Bembeyaz masumluğunu gösterircesine bembeyaz karlar altında
geldin dünyamıza.
Sabahın erken saatleriydi gelişin. “Haydi kalkın, ben
geliyorum aranıza ve çok şey var yapacak dünyayı güzelleştirmek adına” der
gibiydin…
Sancısızdın olabildiğince, naifliğin ve insanları kırmamaya
özen göstereceğinin ilk işaretiydi annenin canını acıtmadan kolayca kucağımıza verilişin.
Heyecanlıydık. Ben daha sakindim, daha dik daha heyecansız
gibi. Öyle görünmeye çalışıyordum yahut. Hayat bize her duruma alışıkmış gibi
davranmayı öğretmemiş miydi zaten? İşte böylesine kutsal ve heyecan verici bir
durumda da dik ve sakin olmalıydım…
Oğlum… Çınar Kemal’im… Devrime geleceksin demiştim sana…

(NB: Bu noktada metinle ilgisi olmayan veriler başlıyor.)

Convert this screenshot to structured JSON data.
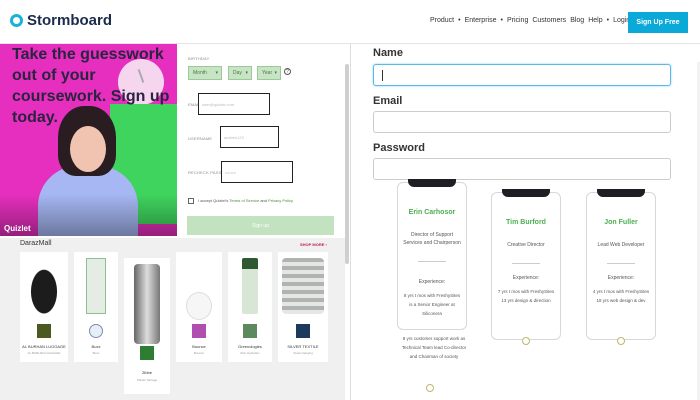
{
  "header": {
    "logo_text": "Stormboard",
    "nav": [
      "Product",
      "•",
      "Enterprise",
      "•",
      "Pricing",
      "Customers",
      "Blog",
      "Help",
      "•",
      "Login →"
    ],
    "signup_free": "Sign Up Free",
    "accent": "#0aa9d8"
  },
  "left": {
    "hero_text": "Take the guesswork out of your coursework. Sign up today.",
    "hero_brand": "Quizlet",
    "form": {
      "birthday_label": "BIRTHDAY",
      "month": "Month",
      "day": "Day",
      "year": "Year",
      "email_label": "EMAIL",
      "email_placeholder": "user@quizlet.com",
      "username_label": "USERNAME",
      "username_placeholder": "andrew123",
      "password_label": "RECHECK PASSWORD",
      "password_placeholder": "••••••••",
      "agree_prefix": "I accept Quizlet's",
      "terms": "Terms of Service",
      "and": "and",
      "privacy": "Privacy Policy",
      "signup": "Sign up"
    },
    "store": {
      "title": "DarazMall",
      "shop_more": "SHOP MORE ›",
      "items": [
        {
          "brand": "AL BURHAN LUGGAGE",
          "sub": "AL BURHAN LUGGAGE"
        },
        {
          "brand": "Buxx",
          "sub": "Buxx"
        },
        {
          "brand": "Zibbe",
          "sub": "Plastic Storage"
        },
        {
          "brand": "Bounce",
          "sub": "Bounce"
        },
        {
          "brand": "Greenologies",
          "sub": "Skin Hydration"
        },
        {
          "brand": "SILVER TEXTILE",
          "sub": "Towel Hanging"
        }
      ]
    }
  },
  "right": {
    "name_label": "Name",
    "email_label": "Email",
    "password_label": "Password",
    "team": [
      {
        "name": "Erin Carhosor",
        "role": "Director of Support Services and Chairperson",
        "exp_head": "Experience:",
        "exp": "8 yrs t mos with FreshySites is a Senior Engineer at Siliconera"
      },
      {
        "name": "Tim Burford",
        "role": "Creative Director",
        "exp_head": "Experience:",
        "exp": "7 yrs t mos with FreshySites 13 yrs design & direction"
      },
      {
        "name": "Jon Fuller",
        "role": "Lead Web Developer",
        "exp_head": "Experience:",
        "exp": "4 yrs t mos with FreshySites 18 yrs web design & dev"
      }
    ],
    "overflow_text": "8 yrs customer support work as Technical Team lead Co-director and Chairman of society"
  }
}
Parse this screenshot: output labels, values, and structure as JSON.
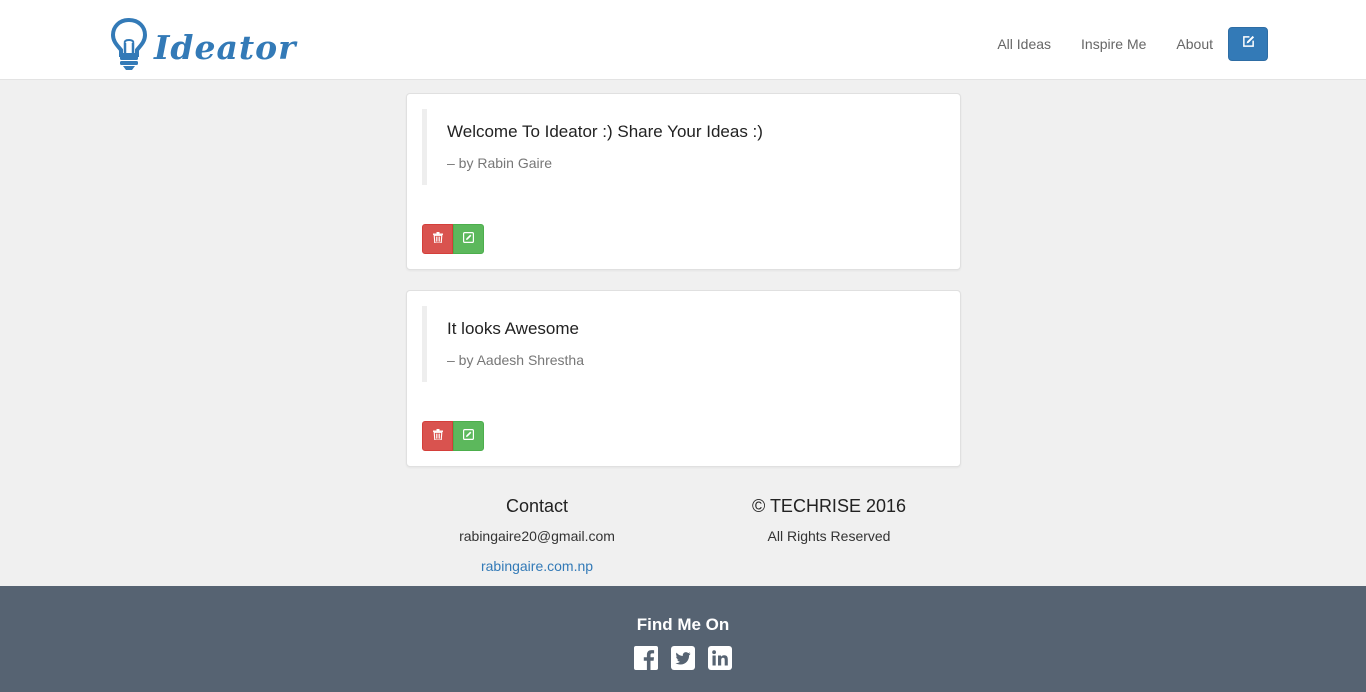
{
  "brand": {
    "name": "Ideator",
    "logo_icon": "lightbulb-icon"
  },
  "nav": {
    "links": [
      "All Ideas",
      "Inspire Me",
      "About"
    ],
    "new_idea_icon": "edit-icon"
  },
  "ideas": [
    {
      "text": "Welcome To Ideator :) Share Your Ideas :)",
      "author": "– by Rabin Gaire"
    },
    {
      "text": "It looks Awesome",
      "author": "– by Aadesh Shrestha"
    }
  ],
  "info": {
    "contact_title": "Contact",
    "email": "rabingaire20@gmail.com",
    "website": "rabingaire.com.np",
    "copyright": "© TECHRISE 2016",
    "rights": "All Rights Reserved"
  },
  "footer": {
    "title": "Find Me On",
    "social_icons": [
      "facebook-icon",
      "twitter-icon",
      "linkedin-icon"
    ]
  },
  "colors": {
    "primary": "#337ab7",
    "danger": "#d9534f",
    "success": "#5cb85c",
    "footer_bg": "#566372",
    "page_bg": "#f0f0f0"
  }
}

Hayat daha zor olacak ama güzel şeylerin habercisi gibi geleceksin demiştim.
İşte daha da artmaya başladı devrimin sancıları yeni bir doğum sancısı gibi…
Sokaklar şimdi daha bir tehlikeli lakin daha bir korkusuzuz bizlerde.
Cesaretimiz seninle birlikte, Ali İsmaillerden,
Abdocanlardan, Ethemlerden, Ahmetlerden koptu geldi ve senin daha doğumhane
kapısında kaşlarını çatıp sıktığın yumruğunla geldi yerleşti yüreğimize…
Bize cesaret verdin oğlum. Bize umut verdin.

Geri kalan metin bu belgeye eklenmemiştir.